Sunday, October 15, 2006

Say it better

I once had vague ideas of starting a business dedicated to helping people get their message across better. Not an advertising agency, but a communication enhancement centre. And I'll tell you, we Christians need to enhance our communication!

We have the greatest message in the world - God's unrelenting love, grace and mercy poured out to us in extravagant ways. But so often, we present that message through long-winded, boring speeches.

Our message says 'born again'. Our method says 'boring again'.

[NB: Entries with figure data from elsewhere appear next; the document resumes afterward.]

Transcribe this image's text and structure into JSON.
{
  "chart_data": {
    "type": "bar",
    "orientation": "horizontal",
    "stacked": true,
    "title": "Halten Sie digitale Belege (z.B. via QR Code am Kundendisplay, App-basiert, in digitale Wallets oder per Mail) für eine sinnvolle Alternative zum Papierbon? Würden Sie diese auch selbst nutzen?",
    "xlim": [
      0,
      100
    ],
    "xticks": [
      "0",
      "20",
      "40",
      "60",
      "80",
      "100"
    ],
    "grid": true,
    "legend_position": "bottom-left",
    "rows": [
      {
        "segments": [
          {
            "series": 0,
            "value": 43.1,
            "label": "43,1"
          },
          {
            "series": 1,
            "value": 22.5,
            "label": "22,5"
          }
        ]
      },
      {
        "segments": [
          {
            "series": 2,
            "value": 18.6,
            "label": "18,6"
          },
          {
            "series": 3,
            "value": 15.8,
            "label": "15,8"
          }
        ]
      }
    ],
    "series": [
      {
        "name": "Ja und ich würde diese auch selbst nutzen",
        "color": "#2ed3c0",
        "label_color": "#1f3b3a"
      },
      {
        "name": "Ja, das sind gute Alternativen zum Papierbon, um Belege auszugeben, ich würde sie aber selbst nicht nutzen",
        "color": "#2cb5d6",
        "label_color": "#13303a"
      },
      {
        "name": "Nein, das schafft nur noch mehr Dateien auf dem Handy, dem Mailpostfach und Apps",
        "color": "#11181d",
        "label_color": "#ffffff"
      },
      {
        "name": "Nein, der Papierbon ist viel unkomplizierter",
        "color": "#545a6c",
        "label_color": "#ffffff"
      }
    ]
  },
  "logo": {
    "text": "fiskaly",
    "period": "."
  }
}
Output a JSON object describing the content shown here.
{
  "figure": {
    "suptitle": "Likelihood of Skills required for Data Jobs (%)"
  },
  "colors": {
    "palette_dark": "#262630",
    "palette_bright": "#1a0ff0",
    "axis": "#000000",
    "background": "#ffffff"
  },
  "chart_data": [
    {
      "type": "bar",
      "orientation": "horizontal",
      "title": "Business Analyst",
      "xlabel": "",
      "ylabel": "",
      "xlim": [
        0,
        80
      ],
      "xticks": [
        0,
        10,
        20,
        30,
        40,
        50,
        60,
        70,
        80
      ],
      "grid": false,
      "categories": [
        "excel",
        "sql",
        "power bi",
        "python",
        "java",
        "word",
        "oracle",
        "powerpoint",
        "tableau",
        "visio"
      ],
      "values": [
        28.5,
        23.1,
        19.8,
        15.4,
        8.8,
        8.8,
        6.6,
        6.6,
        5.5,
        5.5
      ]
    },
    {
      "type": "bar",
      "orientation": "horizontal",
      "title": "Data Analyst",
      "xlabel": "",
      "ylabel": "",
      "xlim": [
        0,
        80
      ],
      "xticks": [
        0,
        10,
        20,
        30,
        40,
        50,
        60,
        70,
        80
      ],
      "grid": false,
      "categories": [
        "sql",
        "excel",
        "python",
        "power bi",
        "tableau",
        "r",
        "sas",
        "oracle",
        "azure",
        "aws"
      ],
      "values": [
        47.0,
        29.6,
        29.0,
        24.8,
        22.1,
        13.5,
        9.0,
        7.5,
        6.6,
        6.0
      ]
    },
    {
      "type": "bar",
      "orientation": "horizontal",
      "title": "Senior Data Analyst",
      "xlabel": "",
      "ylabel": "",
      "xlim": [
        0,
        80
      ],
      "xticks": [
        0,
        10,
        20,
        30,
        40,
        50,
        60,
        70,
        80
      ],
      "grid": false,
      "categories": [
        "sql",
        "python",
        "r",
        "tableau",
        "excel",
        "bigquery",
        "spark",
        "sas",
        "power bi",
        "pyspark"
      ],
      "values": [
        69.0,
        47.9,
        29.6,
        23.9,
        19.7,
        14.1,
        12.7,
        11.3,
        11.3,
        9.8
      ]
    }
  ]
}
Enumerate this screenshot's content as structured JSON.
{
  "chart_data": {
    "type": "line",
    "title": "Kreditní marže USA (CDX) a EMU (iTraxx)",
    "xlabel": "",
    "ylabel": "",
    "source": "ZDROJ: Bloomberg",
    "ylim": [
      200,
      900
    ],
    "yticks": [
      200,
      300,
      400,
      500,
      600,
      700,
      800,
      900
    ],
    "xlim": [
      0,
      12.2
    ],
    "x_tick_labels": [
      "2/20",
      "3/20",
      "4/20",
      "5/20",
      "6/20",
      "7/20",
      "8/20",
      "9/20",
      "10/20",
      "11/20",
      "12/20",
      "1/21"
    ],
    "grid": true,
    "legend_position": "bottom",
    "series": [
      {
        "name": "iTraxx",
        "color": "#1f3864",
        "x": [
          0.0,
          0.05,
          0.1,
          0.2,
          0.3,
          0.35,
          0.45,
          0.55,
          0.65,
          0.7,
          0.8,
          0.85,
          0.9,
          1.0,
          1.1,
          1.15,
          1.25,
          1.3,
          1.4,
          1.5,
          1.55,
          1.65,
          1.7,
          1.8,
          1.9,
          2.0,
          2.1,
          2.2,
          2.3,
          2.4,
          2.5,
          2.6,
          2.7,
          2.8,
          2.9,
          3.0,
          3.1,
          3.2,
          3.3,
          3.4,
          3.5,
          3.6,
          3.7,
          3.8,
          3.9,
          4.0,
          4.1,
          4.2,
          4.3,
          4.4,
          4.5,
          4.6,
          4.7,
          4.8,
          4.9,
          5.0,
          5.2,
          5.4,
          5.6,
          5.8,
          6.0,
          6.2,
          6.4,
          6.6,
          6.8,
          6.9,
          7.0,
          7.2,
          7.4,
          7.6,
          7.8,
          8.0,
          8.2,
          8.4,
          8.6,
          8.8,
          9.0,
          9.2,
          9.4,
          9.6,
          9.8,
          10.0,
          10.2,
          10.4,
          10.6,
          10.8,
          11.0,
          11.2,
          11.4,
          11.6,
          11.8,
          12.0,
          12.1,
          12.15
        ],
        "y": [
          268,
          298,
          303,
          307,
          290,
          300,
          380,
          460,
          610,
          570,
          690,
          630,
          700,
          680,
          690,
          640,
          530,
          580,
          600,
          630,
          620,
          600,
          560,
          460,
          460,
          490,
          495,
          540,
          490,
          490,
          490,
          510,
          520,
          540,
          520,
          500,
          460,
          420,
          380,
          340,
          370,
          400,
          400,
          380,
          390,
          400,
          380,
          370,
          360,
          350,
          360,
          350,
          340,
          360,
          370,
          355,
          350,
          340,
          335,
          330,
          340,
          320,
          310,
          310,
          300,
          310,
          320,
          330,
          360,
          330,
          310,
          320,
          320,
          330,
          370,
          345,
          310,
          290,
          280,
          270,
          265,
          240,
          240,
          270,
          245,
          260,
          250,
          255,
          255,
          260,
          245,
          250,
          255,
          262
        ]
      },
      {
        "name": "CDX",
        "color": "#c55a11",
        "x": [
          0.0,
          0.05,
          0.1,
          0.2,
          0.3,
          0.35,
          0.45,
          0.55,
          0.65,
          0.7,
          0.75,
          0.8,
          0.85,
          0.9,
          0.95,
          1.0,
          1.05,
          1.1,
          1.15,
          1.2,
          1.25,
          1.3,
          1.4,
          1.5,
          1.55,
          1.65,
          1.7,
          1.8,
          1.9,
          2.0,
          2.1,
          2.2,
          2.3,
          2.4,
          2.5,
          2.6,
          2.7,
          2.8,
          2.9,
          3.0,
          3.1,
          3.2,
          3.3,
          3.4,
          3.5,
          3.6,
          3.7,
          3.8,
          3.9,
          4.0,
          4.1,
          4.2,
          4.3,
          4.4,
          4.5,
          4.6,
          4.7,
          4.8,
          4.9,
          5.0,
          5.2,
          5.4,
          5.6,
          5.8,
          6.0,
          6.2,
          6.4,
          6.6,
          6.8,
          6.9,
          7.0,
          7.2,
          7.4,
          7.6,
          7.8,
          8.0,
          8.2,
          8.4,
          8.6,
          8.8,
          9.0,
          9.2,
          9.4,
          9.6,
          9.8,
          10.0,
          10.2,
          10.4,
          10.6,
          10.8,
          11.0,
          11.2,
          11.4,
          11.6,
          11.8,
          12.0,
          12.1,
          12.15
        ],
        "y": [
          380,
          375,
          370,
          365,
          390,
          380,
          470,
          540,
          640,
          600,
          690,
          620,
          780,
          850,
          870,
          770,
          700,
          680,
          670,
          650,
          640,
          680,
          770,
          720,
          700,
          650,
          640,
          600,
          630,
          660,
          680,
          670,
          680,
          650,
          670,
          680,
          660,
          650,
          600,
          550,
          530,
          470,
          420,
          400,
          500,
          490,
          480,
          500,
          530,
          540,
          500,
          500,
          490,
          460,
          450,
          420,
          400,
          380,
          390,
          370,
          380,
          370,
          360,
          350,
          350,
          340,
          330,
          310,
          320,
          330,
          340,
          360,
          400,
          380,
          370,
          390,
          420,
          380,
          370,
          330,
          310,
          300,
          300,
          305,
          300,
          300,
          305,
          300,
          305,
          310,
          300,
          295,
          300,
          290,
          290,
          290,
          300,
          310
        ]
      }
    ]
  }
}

Good teaching and learning involves these things:

hearing
seeing
feeling
touching
tasting
moving
doing
questioning
thinking
participating
speaking
telling stories
engaging with people
thinking thoughts
knowing facts
making deductions
feeling emotions
stirring passions
translating his experience across to my experience
reflecting
stopping

A lot of the time, preachers will stop at the first one on my list - hearing. And they sometimes don't get to the last one until 40 or 50 minutes later, without using the others on the list.

Lecture-style Christian talks are often great. They frequently include marvellous, deep reflections on the text and great applications to life.

But I think the Christian subculture I belong to has the mind-set that says listening to (or delivering) a long Christian lecture is the ultimate in 'serious' Christianity. If you can do either of those, you are taking the Bible seriously and you are growing in your faith.

My point is, however, that there are other ways to learn and engage with the same content more effectively than sitting through a long talk.

I'd be interested in your ideas for how you'd like to see Christian teaching and learning done. What are the benefits of the current model? What do you think we miss by not doing it differently? How could it practically work in a church situation? How can we use more interactive models of teaching, but still keep the input from people who have good insights into context, meaning and application (traditionally the preachers)?